- O texto aborda como o têxtil, especialmente a bordado tatreez, funciona como memória e identidade palestinas, conectando passado e presente em meio a traumas históricos.
- Historicamente, mulheres rurais bordavam thobe com motivos vermelhos e pretos, cuja posição e espécie de flor indicavam origem e função social, prática interrompida após o Nakba de 1948.
- Hoje, fios de algodão e corantes sintéticos substituíram os tradicionais, e as técnicas costumam se manter fora de Palestina, servindo como marcador cultural em iniciativas da diáspora, como eventos Tatreez & Tea.
- Artistas contemporâneos reimaginam o tatreez para explorar temas como agência feminina, perda de heritage e a ligação com a terra, questionando o que significa autenticidade cultural no contexto palestino.

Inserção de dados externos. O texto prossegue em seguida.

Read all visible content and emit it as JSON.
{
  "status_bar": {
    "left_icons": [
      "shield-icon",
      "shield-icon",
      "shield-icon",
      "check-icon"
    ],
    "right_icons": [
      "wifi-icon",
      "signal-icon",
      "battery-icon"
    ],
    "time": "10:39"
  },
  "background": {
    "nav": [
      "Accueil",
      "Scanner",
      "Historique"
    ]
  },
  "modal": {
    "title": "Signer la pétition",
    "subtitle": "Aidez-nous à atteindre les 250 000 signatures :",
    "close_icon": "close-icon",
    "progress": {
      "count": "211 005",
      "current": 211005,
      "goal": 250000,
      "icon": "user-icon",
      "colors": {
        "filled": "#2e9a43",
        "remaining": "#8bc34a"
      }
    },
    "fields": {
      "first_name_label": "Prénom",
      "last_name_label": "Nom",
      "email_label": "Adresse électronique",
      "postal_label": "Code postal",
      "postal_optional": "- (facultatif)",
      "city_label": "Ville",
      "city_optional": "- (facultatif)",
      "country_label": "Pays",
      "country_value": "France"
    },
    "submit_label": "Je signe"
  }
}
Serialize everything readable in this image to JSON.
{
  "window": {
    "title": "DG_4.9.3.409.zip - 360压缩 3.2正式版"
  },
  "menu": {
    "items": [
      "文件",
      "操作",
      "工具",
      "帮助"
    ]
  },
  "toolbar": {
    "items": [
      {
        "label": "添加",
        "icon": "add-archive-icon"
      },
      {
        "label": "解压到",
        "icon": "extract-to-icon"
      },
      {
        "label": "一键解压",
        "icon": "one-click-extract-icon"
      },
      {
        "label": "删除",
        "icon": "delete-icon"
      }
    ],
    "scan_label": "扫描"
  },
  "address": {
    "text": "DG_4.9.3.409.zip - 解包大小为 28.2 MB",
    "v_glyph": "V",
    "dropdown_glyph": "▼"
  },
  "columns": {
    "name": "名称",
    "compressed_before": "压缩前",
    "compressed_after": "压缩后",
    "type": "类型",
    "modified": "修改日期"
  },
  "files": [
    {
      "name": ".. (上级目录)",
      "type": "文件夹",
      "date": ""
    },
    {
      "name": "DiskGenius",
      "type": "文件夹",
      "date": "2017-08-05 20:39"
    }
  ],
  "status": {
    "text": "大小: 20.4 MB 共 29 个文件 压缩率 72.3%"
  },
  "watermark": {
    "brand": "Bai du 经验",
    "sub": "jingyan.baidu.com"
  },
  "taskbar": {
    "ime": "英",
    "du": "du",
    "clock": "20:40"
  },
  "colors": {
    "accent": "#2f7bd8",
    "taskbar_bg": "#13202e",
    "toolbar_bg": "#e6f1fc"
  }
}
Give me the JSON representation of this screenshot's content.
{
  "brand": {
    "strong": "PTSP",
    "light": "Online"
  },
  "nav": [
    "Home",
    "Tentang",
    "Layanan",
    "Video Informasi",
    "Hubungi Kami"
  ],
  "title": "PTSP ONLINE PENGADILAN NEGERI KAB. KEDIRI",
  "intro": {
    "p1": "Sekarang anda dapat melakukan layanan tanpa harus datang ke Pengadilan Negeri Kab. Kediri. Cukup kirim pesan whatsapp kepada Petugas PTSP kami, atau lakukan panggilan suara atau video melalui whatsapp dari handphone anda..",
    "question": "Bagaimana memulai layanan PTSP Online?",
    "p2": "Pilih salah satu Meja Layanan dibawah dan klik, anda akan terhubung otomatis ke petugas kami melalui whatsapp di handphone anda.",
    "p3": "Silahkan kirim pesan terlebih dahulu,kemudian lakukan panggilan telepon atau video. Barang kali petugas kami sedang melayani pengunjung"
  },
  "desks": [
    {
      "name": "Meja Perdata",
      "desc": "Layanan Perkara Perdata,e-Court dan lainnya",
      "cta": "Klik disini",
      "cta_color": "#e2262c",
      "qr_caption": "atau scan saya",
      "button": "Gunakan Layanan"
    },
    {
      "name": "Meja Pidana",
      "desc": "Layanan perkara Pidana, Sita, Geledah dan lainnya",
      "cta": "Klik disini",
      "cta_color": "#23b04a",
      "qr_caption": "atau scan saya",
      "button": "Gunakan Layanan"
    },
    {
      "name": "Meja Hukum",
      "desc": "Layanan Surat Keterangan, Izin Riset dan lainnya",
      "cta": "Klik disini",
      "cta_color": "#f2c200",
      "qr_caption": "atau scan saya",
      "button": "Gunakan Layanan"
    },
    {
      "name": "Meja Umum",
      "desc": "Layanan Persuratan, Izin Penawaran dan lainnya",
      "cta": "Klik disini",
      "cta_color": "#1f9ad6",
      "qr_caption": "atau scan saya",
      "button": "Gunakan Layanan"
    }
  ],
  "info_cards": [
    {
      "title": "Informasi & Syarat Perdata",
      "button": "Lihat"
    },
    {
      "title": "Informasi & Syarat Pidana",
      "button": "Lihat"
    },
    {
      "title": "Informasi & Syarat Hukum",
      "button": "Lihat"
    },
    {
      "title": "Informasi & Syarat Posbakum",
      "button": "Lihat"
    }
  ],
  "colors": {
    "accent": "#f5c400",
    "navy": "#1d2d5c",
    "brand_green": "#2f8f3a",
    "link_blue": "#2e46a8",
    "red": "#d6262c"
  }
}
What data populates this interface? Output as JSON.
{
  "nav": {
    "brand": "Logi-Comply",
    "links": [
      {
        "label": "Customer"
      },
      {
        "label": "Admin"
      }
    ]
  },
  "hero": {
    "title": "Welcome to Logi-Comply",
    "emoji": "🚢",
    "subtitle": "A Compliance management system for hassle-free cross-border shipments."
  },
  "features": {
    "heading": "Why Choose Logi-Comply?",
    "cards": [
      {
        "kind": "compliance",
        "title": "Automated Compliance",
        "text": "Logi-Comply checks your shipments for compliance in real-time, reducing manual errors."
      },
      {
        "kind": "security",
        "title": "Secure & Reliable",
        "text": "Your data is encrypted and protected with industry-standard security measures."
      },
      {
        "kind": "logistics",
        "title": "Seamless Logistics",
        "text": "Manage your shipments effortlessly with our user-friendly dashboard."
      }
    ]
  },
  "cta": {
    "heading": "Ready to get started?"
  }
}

- Destaques incluem a obra de Sliman Mansour, Sama Alshaibi e Majd Abel Hamid, que articulam o trauma, a preservação de identidades locais e a beleza da embroidery em uma produção artística viva.
O livro Narrative Threads aborda o bordado palestino como forma de expressão artística contemporânea. A obra de Joanna Barakat reúne pesquisas sobre a história têxtil da Palestina e a exposição Material Power, de 2023, em Cambridge, para mostrar como 24 artistas reinterpretam esse patrimônio.
A obra destaca como o tatreez, bordado tradicional, carrega memórias de deslocamento e trauma. Pesquisadoras como Wafa Ghnaim lembram que esse bordado precede o Novo Testamento e foi transmitido entre gerações, até sofrer interrupções após o Nakba em 1948.
Pouco a pouco, o texto mostra a mudança de significado do tatreez: de prática local, hoje aparece como marcador identitário entre a diáspora. Initiativas como Tatreez & Tea reúnem mulheres para preservar a técnica em contextos de convívio e relato.
Novo fôlego para uma forma ancestral
Artistas contemporâneos atribuem múltiplos significados ao bordado: agência feminina, preservação de uma herança ausente e a própria relação com a terra. Ao incorporar tatreez, eles discutem o que é autenticidade cultural em um contexto palestino.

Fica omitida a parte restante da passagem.